Last night's activities.

2004-09-24 - 12:19 p.m.

Well knock me down and colour me stunned.

I actually went for a drink with R last night, and it was nice. We had a good time. We had some honest conversation. It wasn't upsetting or emotional. We didn't stay out too late or get too drunk and I venture to say that maybe we both went home feeling okay about the whole thing. Which is good, since we start rehearsals on Monday.

I was especially suprised because I had run into him, unexpectedly, on Monday night, after not having seen him in almost a month. I'd had a few cocktails and wasn't super proud of my behaviour. I mentioned that maybe we should have a drink before we started work next week, and he'd said "Maybe Thursday" and I said "Sure, call me".

Come yesterday morning I totally didn't expect him to call. I was quite convinced that he wouldn't. Suprise suprise, my cell rings at 12:30. We chat for a moment and he tells me he has a cold. And I think, there we go, he's going to beg off. But no, he wants to know if I'm still up for a drink in the evening. He says he'll call me when he gets off work. 5pm, he calls again and says he'll meet me at 7:30. And he does. And it's okay.

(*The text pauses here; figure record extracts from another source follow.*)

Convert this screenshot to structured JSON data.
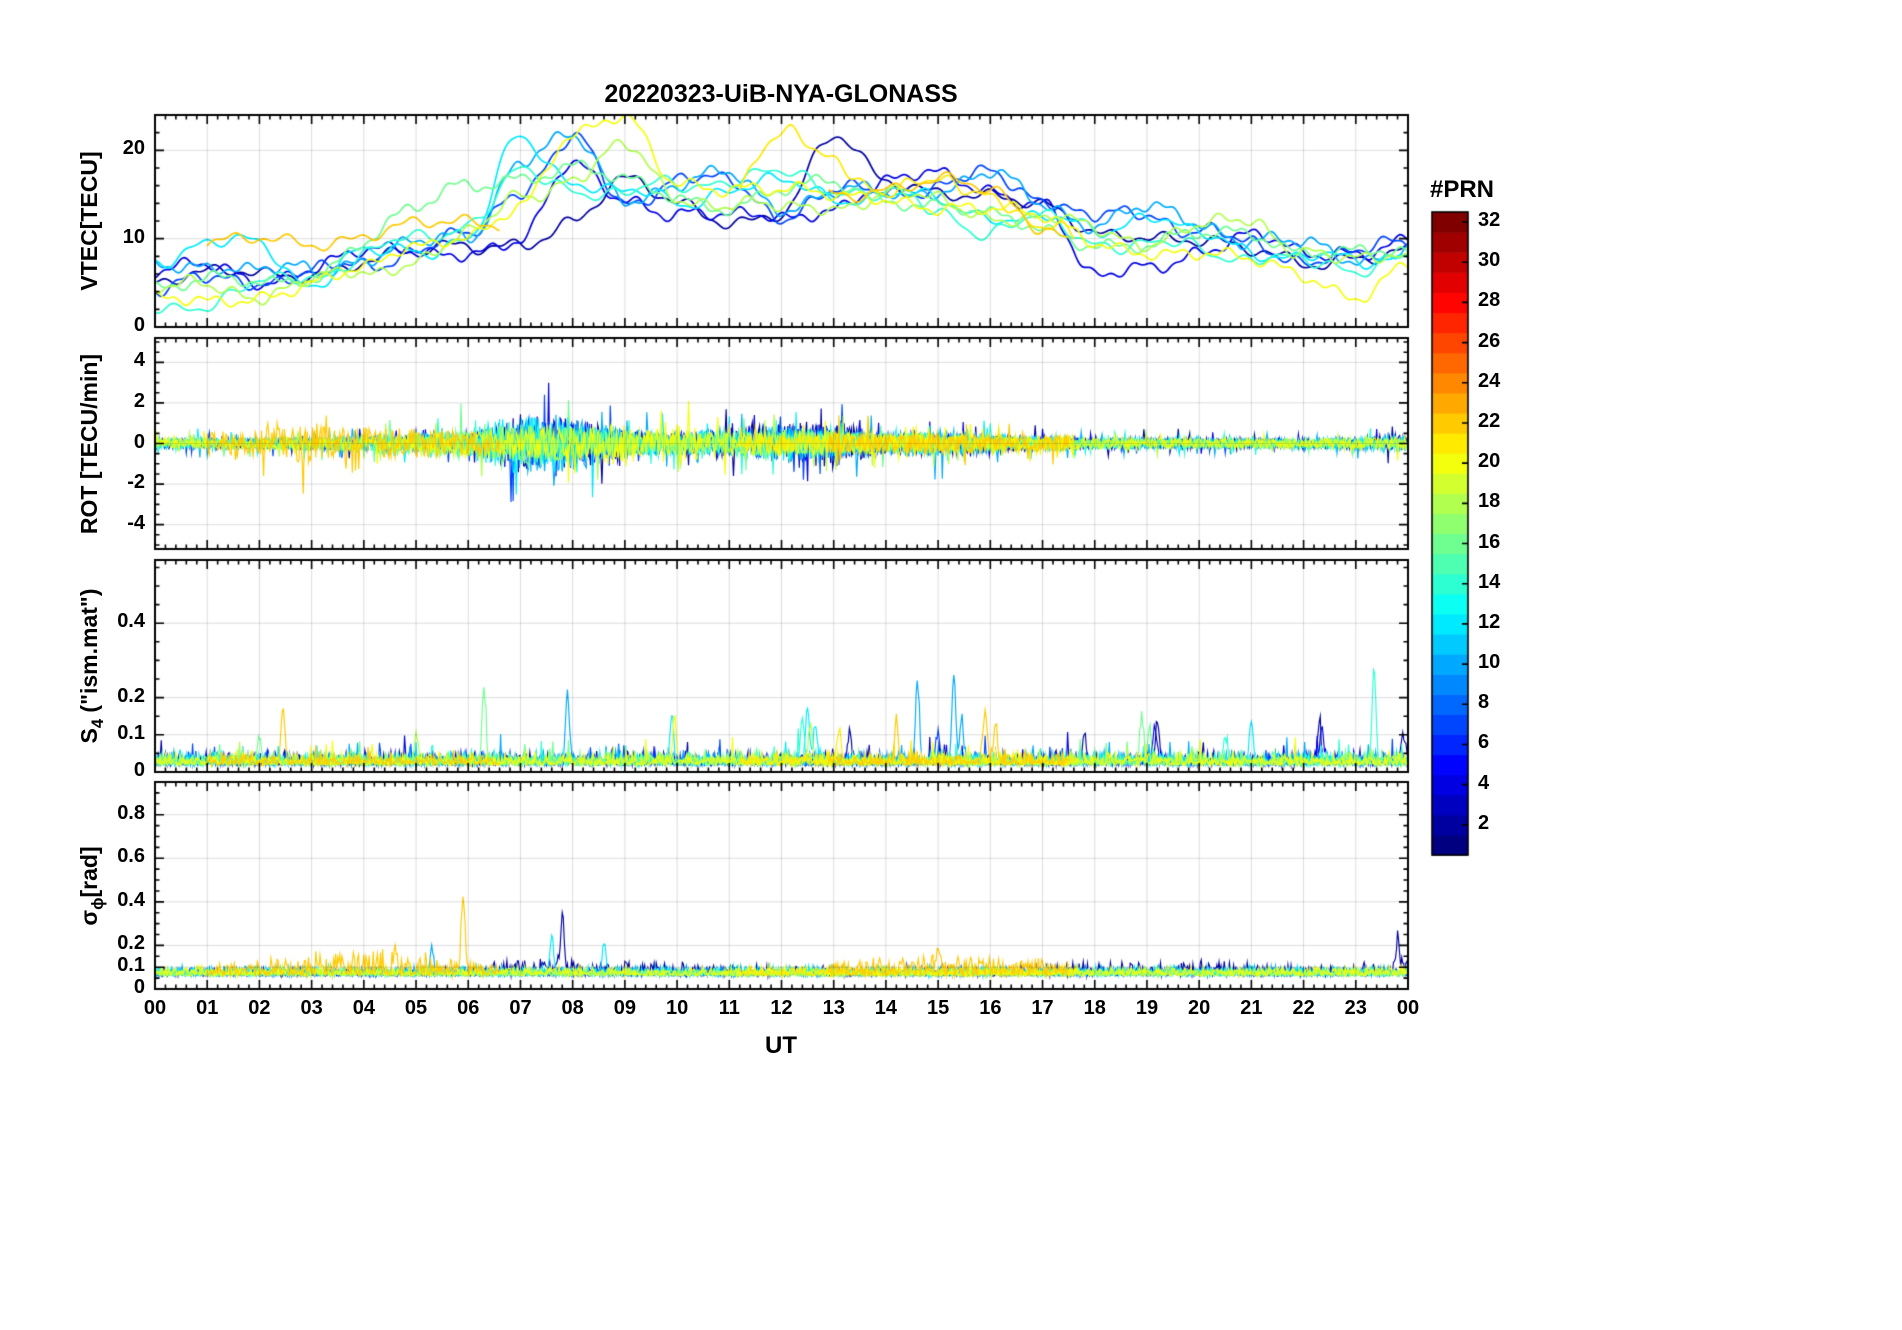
{
  "chart_data": {
    "type": "line",
    "title": "20220323-UiB-NYA-GLONASS",
    "xlabel": "UT",
    "xlim": [
      0,
      24
    ],
    "x_ticklabels": [
      "00",
      "01",
      "02",
      "03",
      "04",
      "05",
      "06",
      "07",
      "08",
      "09",
      "10",
      "11",
      "12",
      "13",
      "14",
      "15",
      "16",
      "17",
      "18",
      "19",
      "20",
      "21",
      "22",
      "23",
      "00"
    ],
    "grid": true,
    "colorbar": {
      "title": "#PRN",
      "colormap": "jet",
      "n_colors": 32,
      "range": [
        1,
        32
      ],
      "ticks": [
        2,
        4,
        6,
        8,
        10,
        12,
        14,
        16,
        18,
        20,
        22,
        24,
        26,
        28,
        30,
        32
      ]
    },
    "panels": [
      {
        "key": "vtec",
        "ylabel": {
          "main": "VTEC[TECU]",
          "sub": "",
          "rest": ""
        },
        "ylim": [
          0,
          24
        ],
        "yticks": [
          {
            "v": 0,
            "l": "0"
          },
          {
            "v": 10,
            "l": "10"
          },
          {
            "v": 20,
            "l": "20"
          }
        ],
        "minor": 2
      },
      {
        "key": "rot",
        "ylabel": {
          "main": "ROT [TECU/min]",
          "sub": "",
          "rest": ""
        },
        "ylim": [
          -5.2,
          5.2
        ],
        "yticks": [
          {
            "v": -4,
            "l": "-4"
          },
          {
            "v": -2,
            "l": "-2"
          },
          {
            "v": 0,
            "l": "0"
          },
          {
            "v": 2,
            "l": "2"
          },
          {
            "v": 4,
            "l": "4"
          }
        ],
        "minor": 0.5
      },
      {
        "key": "s4",
        "ylabel": {
          "main": "S",
          "sub": "4",
          "rest": " (\"ism.mat\")"
        },
        "ylim": [
          0,
          0.57
        ],
        "yticks": [
          {
            "v": 0,
            "l": "0"
          },
          {
            "v": 0.1,
            "l": "0.1"
          },
          {
            "v": 0.2,
            "l": "0.2"
          },
          {
            "v": 0.4,
            "l": "0.4"
          }
        ],
        "minor": 0.05,
        "base": 0.018,
        "amp": 0.035
      },
      {
        "key": "sigma_phi",
        "ylabel": {
          "main": "σ",
          "sub": "ϕ",
          "rest": "[rad]"
        },
        "ylim": [
          0,
          0.95
        ],
        "yticks": [
          {
            "v": 0,
            "l": "0"
          },
          {
            "v": 0.1,
            "l": "0.1"
          },
          {
            "v": 0.2,
            "l": "0.2"
          },
          {
            "v": 0.4,
            "l": "0.4"
          },
          {
            "v": 0.6,
            "l": "0.6"
          },
          {
            "v": 0.8,
            "l": "0.8"
          }
        ],
        "minor": 0.05,
        "base": 0.06
      }
    ],
    "x_hours": [
      0,
      1,
      2,
      3,
      4,
      5,
      6,
      7,
      8,
      9,
      10,
      11,
      12,
      13,
      14,
      15,
      16,
      17,
      18,
      19,
      20,
      21,
      22,
      23,
      24
    ],
    "series": [
      {
        "prn": 2,
        "segments": [
          [
            0,
            24
          ]
        ],
        "vtec": [
          5,
          5.5,
          6,
          6.5,
          7.5,
          8,
          9,
          10,
          12,
          16,
          14,
          12.5,
          13,
          21,
          16.5,
          16,
          15,
          13,
          10.5,
          11,
          10,
          8,
          7,
          8.5,
          9
        ],
        "rot_env": [
          0.4,
          0.4,
          0.4,
          0.5,
          0.5,
          0.6,
          0.7,
          2.6,
          2.2,
          1.2,
          1.0,
          1.2,
          1.8,
          2.2,
          0.9,
          1.0,
          0.8,
          0.6,
          0.4,
          0.5,
          0.5,
          0.4,
          0.4,
          0.5,
          0.8
        ],
        "s4_spikes": [
          [
            13.3,
            0.07
          ],
          [
            17.8,
            0.08
          ],
          [
            19.2,
            0.11
          ],
          [
            22.3,
            0.1
          ],
          [
            23.9,
            0.08
          ]
        ],
        "sp_amp": [
          0.04,
          0.04,
          0.04,
          0.04,
          0.04,
          0.04,
          0.05,
          0.1,
          0.09,
          0.08,
          0.08,
          0.06,
          0.05,
          0.05,
          0.05,
          0.05,
          0.05,
          0.07,
          0.08,
          0.08,
          0.08,
          0.07,
          0.05,
          0.06,
          0.1
        ],
        "sp_spikes": [
          [
            7.8,
            0.25
          ],
          [
            23.8,
            0.12
          ]
        ]
      },
      {
        "prn": 4,
        "segments": [
          [
            0,
            24
          ]
        ],
        "vtec": [
          6,
          6.5,
          5.5,
          7,
          8,
          8.5,
          9,
          9.5,
          18,
          15,
          13,
          12,
          12.5,
          14,
          16,
          17,
          16,
          14,
          5,
          7,
          9,
          10,
          8,
          9,
          10
        ],
        "rot_env": [
          0.4,
          0.4,
          0.4,
          0.4,
          0.5,
          0.5,
          0.6,
          1.8,
          2.4,
          1.0,
          0.8,
          0.9,
          1.4,
          1.6,
          0.8,
          0.9,
          0.7,
          0.5,
          0.4,
          0.4,
          0.4,
          0.4,
          0.4,
          0.4,
          0.6
        ],
        "s4_spikes": [
          [
            19.15,
            0.1
          ],
          [
            22.35,
            0.09
          ]
        ],
        "sp_amp": 0.04,
        "sp_spikes": []
      },
      {
        "prn": 7,
        "segments": [
          [
            0,
            24
          ]
        ],
        "vtec": [
          4.5,
          5,
          5.5,
          6,
          7,
          9,
          10,
          16,
          21,
          14,
          17,
          16,
          13,
          15,
          15.5,
          16,
          17,
          15,
          12,
          13,
          11,
          9,
          8,
          8,
          10
        ],
        "rot_env": [
          0.4,
          0.4,
          0.4,
          0.5,
          0.6,
          0.7,
          0.9,
          2.2,
          2.0,
          1.0,
          0.9,
          1.0,
          1.3,
          1.4,
          0.8,
          0.8,
          0.7,
          0.5,
          0.4,
          0.4,
          0.4,
          0.4,
          0.4,
          0.4,
          0.5
        ],
        "s4_spikes": [
          [
            15.0,
            0.08
          ]
        ],
        "sp_amp": 0.04,
        "sp_spikes": []
      },
      {
        "prn": 10,
        "segments": [
          [
            0,
            24
          ]
        ],
        "vtec": [
          7,
          7.5,
          6,
          6.5,
          8,
          9,
          10.5,
          19,
          21,
          15,
          16,
          17,
          14,
          15,
          15,
          16,
          17,
          14,
          12,
          13,
          12,
          10,
          9,
          8,
          9
        ],
        "rot_env": [
          0.5,
          0.5,
          0.5,
          0.5,
          0.6,
          0.7,
          1.0,
          2.4,
          2.6,
          1.2,
          1.0,
          1.0,
          1.5,
          1.3,
          0.9,
          1.4,
          0.8,
          0.6,
          0.4,
          0.5,
          0.4,
          0.4,
          0.4,
          0.5,
          0.7
        ],
        "s4_spikes": [
          [
            7.9,
            0.18
          ],
          [
            14.6,
            0.2
          ],
          [
            15.3,
            0.24
          ],
          [
            15.45,
            0.12
          ]
        ],
        "sp_amp": 0.05,
        "sp_spikes": [
          [
            5.3,
            0.1
          ]
        ]
      },
      {
        "prn": 12,
        "segments": [
          [
            0,
            24
          ]
        ],
        "vtec": [
          8,
          9,
          9.5,
          5,
          8,
          9,
          10,
          21,
          17,
          15,
          14,
          16,
          16,
          15,
          15,
          14,
          13,
          12,
          11,
          13,
          10,
          9,
          8,
          7,
          8.5
        ],
        "rot_env": [
          0.5,
          0.5,
          0.5,
          0.5,
          0.6,
          0.8,
          1.2,
          2.8,
          2.2,
          1.1,
          1.0,
          1.1,
          1.6,
          1.2,
          0.9,
          1.0,
          0.8,
          0.6,
          0.4,
          0.5,
          0.4,
          0.4,
          0.4,
          0.5,
          0.8
        ],
        "s4_spikes": [
          [
            9.9,
            0.13
          ],
          [
            12.5,
            0.14
          ],
          [
            12.65,
            0.1
          ],
          [
            21.0,
            0.11
          ]
        ],
        "sp_amp": 0.05,
        "sp_spikes": [
          [
            7.6,
            0.17
          ],
          [
            8.6,
            0.14
          ]
        ]
      },
      {
        "prn": 14,
        "segments": [
          [
            0,
            24
          ]
        ],
        "vtec": [
          2,
          3,
          4.5,
          6,
          8,
          10,
          12,
          17,
          16,
          15,
          16,
          17,
          17,
          16,
          15,
          13,
          11,
          12,
          10,
          9,
          9,
          8,
          7,
          7,
          8
        ],
        "rot_env": [
          0.4,
          0.4,
          0.4,
          0.5,
          0.6,
          0.8,
          1.0,
          1.8,
          1.6,
          1.0,
          0.9,
          1.0,
          1.2,
          1.1,
          0.8,
          0.8,
          0.7,
          0.5,
          0.4,
          0.4,
          0.4,
          0.4,
          0.4,
          0.5,
          0.6
        ],
        "s4_spikes": [
          [
            12.4,
            0.12
          ],
          [
            20.5,
            0.07
          ],
          [
            23.35,
            0.25
          ]
        ],
        "sp_amp": 0.04,
        "sp_spikes": []
      },
      {
        "prn": 16,
        "segments": [
          [
            0,
            24
          ]
        ],
        "vtec": [
          5,
          5,
          4.5,
          6,
          10,
          13,
          16,
          17.5,
          18,
          16,
          15,
          14,
          15,
          16,
          15,
          14,
          12,
          11,
          10,
          9,
          10,
          11,
          9,
          8,
          8
        ],
        "rot_env": [
          0.4,
          0.4,
          0.5,
          0.6,
          0.8,
          1.0,
          1.4,
          2.4,
          1.4,
          0.9,
          0.8,
          0.9,
          1.1,
          1.0,
          0.8,
          0.8,
          0.6,
          0.5,
          0.4,
          0.4,
          0.4,
          0.4,
          0.4,
          0.4,
          0.5
        ],
        "s4_spikes": [
          [
            2.0,
            0.06
          ],
          [
            6.3,
            0.2
          ],
          [
            18.9,
            0.12
          ],
          [
            19.05,
            0.09
          ]
        ],
        "sp_amp": 0.04,
        "sp_spikes": []
      },
      {
        "prn": 18,
        "segments": [
          [
            0,
            24
          ]
        ],
        "vtec": [
          4,
          4.5,
          4,
          5,
          6,
          8,
          10,
          15,
          17,
          20,
          15,
          14,
          13,
          14,
          15,
          14,
          13,
          12,
          11,
          10,
          11,
          12,
          9,
          7,
          8
        ],
        "rot_env": [
          0.4,
          0.4,
          0.4,
          0.5,
          0.6,
          0.8,
          1.2,
          1.6,
          1.4,
          1.2,
          1.0,
          0.9,
          1.1,
          1.0,
          0.8,
          0.8,
          0.6,
          0.5,
          0.4,
          0.4,
          0.4,
          0.4,
          0.4,
          0.4,
          0.5
        ],
        "s4_spikes": [
          [
            5.0,
            0.07
          ],
          [
            12.55,
            0.1
          ]
        ],
        "sp_amp": 0.04,
        "sp_spikes": []
      },
      {
        "prn": 20,
        "segments": [
          [
            0,
            24
          ]
        ],
        "vtec": [
          2.5,
          3,
          4,
          5,
          6,
          9,
          11,
          14,
          21,
          23.5,
          17,
          16,
          15,
          14.5,
          15,
          14,
          13,
          12,
          10,
          9,
          8,
          7,
          6,
          4,
          7
        ],
        "rot_env": [
          0.5,
          0.5,
          0.5,
          0.6,
          0.7,
          0.9,
          1.1,
          1.4,
          1.3,
          2.0,
          1.8,
          1.0,
          1.2,
          1.0,
          0.9,
          0.8,
          0.7,
          0.6,
          0.5,
          0.5,
          0.4,
          0.4,
          0.4,
          0.5,
          0.6
        ],
        "s4_spikes": [
          [
            9.95,
            0.12
          ]
        ],
        "sp_amp": 0.05,
        "sp_spikes": []
      },
      {
        "prn": 21,
        "segments": [
          [
            11.2,
            17.6
          ]
        ],
        "vtec": [
          16,
          16,
          16,
          16,
          16,
          16,
          16,
          16,
          16,
          16,
          16,
          16,
          21.5,
          19,
          15.5,
          16,
          15.5,
          11,
          9,
          9,
          9,
          9,
          9,
          9,
          9
        ],
        "rot_env": [
          0.7,
          0.7,
          0.7,
          0.7,
          0.7,
          0.7,
          0.7,
          0.7,
          0.7,
          0.7,
          0.7,
          0.7,
          0.7,
          0.7,
          0.7,
          0.7,
          0.7,
          0.7,
          0.7,
          0.7,
          0.7,
          0.7,
          0.7,
          0.7,
          0.7
        ],
        "s4_spikes": [
          [
            13.1,
            0.08
          ]
        ],
        "sp_amp": 0.05,
        "sp_spikes": []
      },
      {
        "prn": 22,
        "segments": [
          [
            1.0,
            6.6
          ],
          [
            12.9,
            17.5
          ]
        ],
        "vtec": [
          8.5,
          9,
          9.5,
          10,
          10.5,
          11,
          12,
          12.5,
          13,
          13.5,
          14,
          14.5,
          15,
          15.5,
          16,
          16,
          15.5,
          12,
          8,
          8,
          8,
          8,
          8,
          8,
          8
        ],
        "rot_env": [
          1.0,
          1.0,
          1.1,
          1.8,
          1.4,
          1.3,
          1.0,
          0.8,
          0.8,
          0.8,
          0.8,
          0.8,
          1.0,
          1.0,
          0.9,
          0.9,
          0.8,
          0.7,
          0.7,
          0.7,
          0.7,
          0.7,
          0.7,
          0.7,
          0.7
        ],
        "s4_spikes": [
          [
            2.45,
            0.15
          ],
          [
            14.2,
            0.11
          ],
          [
            15.9,
            0.14
          ],
          [
            16.1,
            0.1
          ]
        ],
        "sp_amp": [
          0.05,
          0.06,
          0.08,
          0.13,
          0.14,
          0.13,
          0.1,
          0.05,
          0.05,
          0.05,
          0.05,
          0.05,
          0.06,
          0.08,
          0.1,
          0.1,
          0.1,
          0.09,
          0.05,
          0.05,
          0.05,
          0.05,
          0.05,
          0.05,
          0.05
        ],
        "sp_spikes": [
          [
            4.6,
            0.1
          ],
          [
            5.9,
            0.34
          ],
          [
            15.0,
            0.12
          ]
        ]
      }
    ]
  }
}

I guess distance isn't a bad thing. Some time apart seems to have been good for us. We had the most honest conversation we've had in a long time, without it being all weird and emotional. We talked about how he scrutizes my emails, trying to read between the lines, and feels like he has to be so careful with every word he says back. I told him that was silly and I really wished he would just say what he thought or felt.

He was also honest, for the first time really, about his life right now and the choices he's made and why. We talked about safety and fear. Some of it was stuff I've really needed to hear him say for a long time. It made me able to say I understood his choices, but I also added that I didn't believe I was in his life to just let him sit back and be safe and careful and fearful all the time. I said that I believe one of the things that has drawn us to each other since the beginning and been a foundation of our friendship is that we see each other in ways others don't and are both good at calling each other on bullshit. He does it to me all the time.

He did it last night. I was moaning about the night T had Natascha over for dinner, and how I felt left out and how I was insecure and thought everyone finds her more interesting than they do me. A few minutes later, he said "Wait, I want to go back on something you said. I can't believe that you think N is more interesting than you are. You can't really believe that. You're one of the most interesting women I've ever met." I said "That just because I'm crazy" and he laughed and said "No it's not. You are crazy sometimes, and believe me, that I could live without, but don't put yourself down that way. You're interesting and you know it". See, good bullshit calling.

I told him that I wasn't ever going to be the freind who let him get away with making choices out of fear, or at least not owning them and being honest about them.

Right around this point, Cam the Conversation Killer say down with us, so we quickly paid up and left. He came and sat in my car while I played him my favorite Carolyn Mark song and we had a good laugh and then he left and we both went home and I felt good about the evening fof the first time in a long time.

And I was still home in time to dye my hair before bed. It's now a lovely shade of Cherry Black, which I haven't done in about 5 years. I like it.

In other news, I have to go give shit to two members of my staff this afternoon. I so thought that shit was over when the Business Manager left last spring, but apparently these two a dedicated to keeping her memory (and passive-aggressive tendancies) alive and well. But no more! I'm going to be a lot tougher this year. I'm tired of the bullshit. Yay me!